Firstly, we need consensus on what 'quality' means in NHS general dental practice. The word quality can mean different things to different people and currently I think there is lack of high quality academic research and consensus on what quality in a dental service should look like. This needs to be agreed and then we can tailor and reward services appropriately. Personally, I would like to see the focus change to early disease identification and prevention, and again with a remuneration and regulatory system that reflects this. We need to really design a contract that helps focus care for high risk patients that possess a higher burden of disease. The current system of UDA target driven activity is far from the ideal system required to implement MI dentistry. I understand that the current UDA scenario may offer commissioning teams some measure of performance management, but the UDA is far from being an ideal measure of oral health and as such, what kind of performance is it really recording?

You need to start somewhere and that is with a question

It would be great if we had unlimited resources, but I don't think that's going to happen anytime soon. One of the biggest challenges we have is reducing oral health inequalities that persist across the population. I still believe that dentistry should have a place in a publicly funded NHS system.

If resources were unlimited then, if you're asking me what I would like to see, given that the NHS was meant to be free at the point of delivery, it would be nice to get rid of patient charges. We currently have an NHS system that is talked about and admired by most countries but is replicated by none. I would also certainly like to see oral health research somehow embedded into general practice activity, and the recommendations from such research findings to be adopted and implemented much more quickly in practice.

Personally, I would say my parents and my wife. They all come from a working class background and have shown me the value of hard work, humility and dedication. I like to read a lot and although most of my reading seems to be dentally orientated I suppose I've been inspired by the writings of several people, including Mahatma Gandhi. Obviously I admire his thoughts on non-violence, altruism, interfaith tolerance, but his book The story of my experiments with truth describes his life as an inquisitive researcher. For me it's this spirit of inquisition, and how just deep reflection, observation, and changing one's own behaviour can lead to some very valuable insights.

Professionally, I'm very fortunate to be surrounded by many very hard-working, dedicated, and inspirational colleagues. Just listening to them makes me realise how much they give to the world of dentistry and oral healthcare. I have learned so much from many people at the University of Sheffield such as Professors Chris Deery and Zoe Marshman to name a few, Prof Avijit Banerjee at King's Dental Institute, and also from my colleagues on our Derbyshire County Local Dental Committee that freely give their time to help others.

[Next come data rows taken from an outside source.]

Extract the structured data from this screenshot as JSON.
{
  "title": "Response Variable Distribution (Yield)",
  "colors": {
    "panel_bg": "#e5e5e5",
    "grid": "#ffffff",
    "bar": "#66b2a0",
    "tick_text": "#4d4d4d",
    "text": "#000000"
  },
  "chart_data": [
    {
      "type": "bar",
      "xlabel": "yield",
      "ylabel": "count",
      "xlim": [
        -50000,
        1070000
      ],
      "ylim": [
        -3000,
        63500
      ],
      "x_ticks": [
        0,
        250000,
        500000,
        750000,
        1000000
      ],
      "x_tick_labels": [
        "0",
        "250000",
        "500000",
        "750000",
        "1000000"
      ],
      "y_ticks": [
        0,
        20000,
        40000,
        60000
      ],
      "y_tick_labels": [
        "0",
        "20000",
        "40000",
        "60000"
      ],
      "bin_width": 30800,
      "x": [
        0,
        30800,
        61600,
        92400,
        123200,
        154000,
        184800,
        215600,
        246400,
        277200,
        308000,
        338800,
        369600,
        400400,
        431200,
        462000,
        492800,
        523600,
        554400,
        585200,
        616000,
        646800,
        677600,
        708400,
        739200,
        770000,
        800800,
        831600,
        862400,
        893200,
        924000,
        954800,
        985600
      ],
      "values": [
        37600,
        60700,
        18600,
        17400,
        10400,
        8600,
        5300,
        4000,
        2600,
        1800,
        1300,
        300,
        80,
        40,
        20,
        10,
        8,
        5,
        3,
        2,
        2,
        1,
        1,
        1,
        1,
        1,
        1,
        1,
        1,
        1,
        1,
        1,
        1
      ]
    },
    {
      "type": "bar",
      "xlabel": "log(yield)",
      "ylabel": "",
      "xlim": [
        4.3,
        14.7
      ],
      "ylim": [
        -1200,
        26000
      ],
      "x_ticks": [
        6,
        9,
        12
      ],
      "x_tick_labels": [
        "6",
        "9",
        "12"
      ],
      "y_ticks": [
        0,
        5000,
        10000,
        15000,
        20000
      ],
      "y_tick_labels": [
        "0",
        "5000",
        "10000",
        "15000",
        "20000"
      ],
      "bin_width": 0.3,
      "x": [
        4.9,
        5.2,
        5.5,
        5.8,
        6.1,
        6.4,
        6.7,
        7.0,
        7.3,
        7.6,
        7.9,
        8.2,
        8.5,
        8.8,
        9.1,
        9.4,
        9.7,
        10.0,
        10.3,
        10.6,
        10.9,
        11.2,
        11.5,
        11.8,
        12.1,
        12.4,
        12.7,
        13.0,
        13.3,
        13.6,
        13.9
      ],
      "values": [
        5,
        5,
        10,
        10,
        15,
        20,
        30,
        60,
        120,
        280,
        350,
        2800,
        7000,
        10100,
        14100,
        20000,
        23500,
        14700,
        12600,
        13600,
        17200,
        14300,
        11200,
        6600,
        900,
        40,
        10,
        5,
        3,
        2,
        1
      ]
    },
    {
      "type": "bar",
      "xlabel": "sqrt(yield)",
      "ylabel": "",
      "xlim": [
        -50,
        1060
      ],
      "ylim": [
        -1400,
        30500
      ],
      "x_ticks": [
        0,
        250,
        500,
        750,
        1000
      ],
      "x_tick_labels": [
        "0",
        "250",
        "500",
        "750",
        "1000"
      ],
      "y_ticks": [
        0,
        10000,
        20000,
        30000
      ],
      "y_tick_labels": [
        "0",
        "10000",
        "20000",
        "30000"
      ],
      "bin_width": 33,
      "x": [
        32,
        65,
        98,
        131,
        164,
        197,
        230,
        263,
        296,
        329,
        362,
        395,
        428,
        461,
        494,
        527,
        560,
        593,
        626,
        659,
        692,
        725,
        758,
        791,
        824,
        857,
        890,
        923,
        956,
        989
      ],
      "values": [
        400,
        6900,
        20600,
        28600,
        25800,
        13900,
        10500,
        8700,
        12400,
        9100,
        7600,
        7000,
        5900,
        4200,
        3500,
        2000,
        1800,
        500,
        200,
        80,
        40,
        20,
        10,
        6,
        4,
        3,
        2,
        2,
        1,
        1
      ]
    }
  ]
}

I don't get much of my own time! And I wish I was much better at the work-life balance thing. When I do manage to spend time away from dentistry, I like to read, walk my dog, cycle, and play golf. I live near a golf course so I'm very fortunate to be able to walk out and play a few holes of golf with my kids. I do like to cycle, and have a recumbent tricycle which on sunny days I like to take to into the Peak District near my practice.

In addition to my wife and kids… my dental practice team. We spend probably just as much time with our working colleagues and in close proximity as we do with our family members, and I suspect most practice owners will tell you that treating patients is one thing but creating an environment for your staff to work harmoniously especially during periods of change can be at times tricky. For me it's really heart-warming to see how our practice team has grown and developed over many years, embracing changes and challenges. They still continue to evolve, contribute to research, and always go about caring for patients and fellow colleagues with empathy and compassion.